By mid-2019, the care team knew Kirk was a compatible match, but there was one problem: his weight. “[Brandy and I] put ourselves and our personal health on the back burner for a long time because we put so much focus on Zane and the endless stays in the hospital and trying to keep life normal for our daughter,” he said.

Excess weight, especially around the abdomen, makes the surgery to remove the kidney more challenging and increases the risk of bleeding, infection, and other complications in donors. Kirk had been an athlete in his younger days, so he believed he could get back in shape. “I had to kick it into high gear and start working out every day, eating right and taking care of myself.”

Zane’s name was added to the United Network for Organ Sharing, the national registry of deceased donors in case Kirk couldn’t lose enough weight and to increase the chances of finding the best match.

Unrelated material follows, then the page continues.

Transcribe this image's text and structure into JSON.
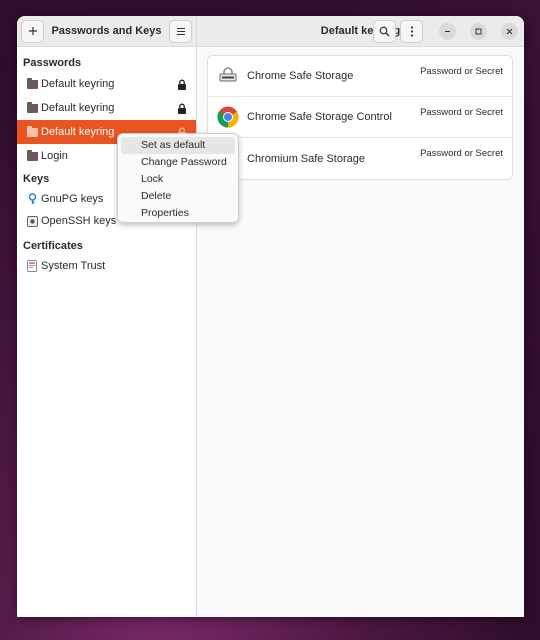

While Kirk was working out, Brandy learned about peritoneal dialysis (PD), a process that uses the lining of the belly (peritoneum) to filter the blood inside the body. She learned how to operate the PD machine and make Zane’s bedroom as safe and sterile as a hospital room. Every night for almost a year, she connected her son to the PD machine that would clean his blood while he slept.

Zane had both kidneys removed in October 2019 in preparation for his transplant in early 2020. By January 2020, Kirk had lost 60 pounds and was approved as a donor.

Kidney Transplant "Kidneyversary"

Just a few weeks before the country shut down in response to the COVID-19 pandemic, Brandy and Zane waited at Arkansas Children’s Hospital while Kirk had his kidney removed across town at UAMS. “It was nerve-racking because I couldn’t be in two places at once,” Brandy said.

On February 25, 2020, Zane received his father’s kidney. Every year since, the Westbrooks have celebrated their “kidneyversary” by donating toys to ACH. Zane requested the toy drive and donation because the toys given to him during his many hospital visits helped keep his spirits up.

Nowadays, he loves playing baseball and chess and is allowed to eat chocolate again. Monthly visits to ACH are part of his routine follow-up care.

Zane's Journey Through Nephrotic Syndrome and the Gift of Life

Born healthy, Zane's journey took an unexpected turn when he was diagnosed with a rare kidney condition. Despite the challenges, the Westbrook family persevered, supported by the Nephrology team at Arkansas Children’s Hospital (ACH).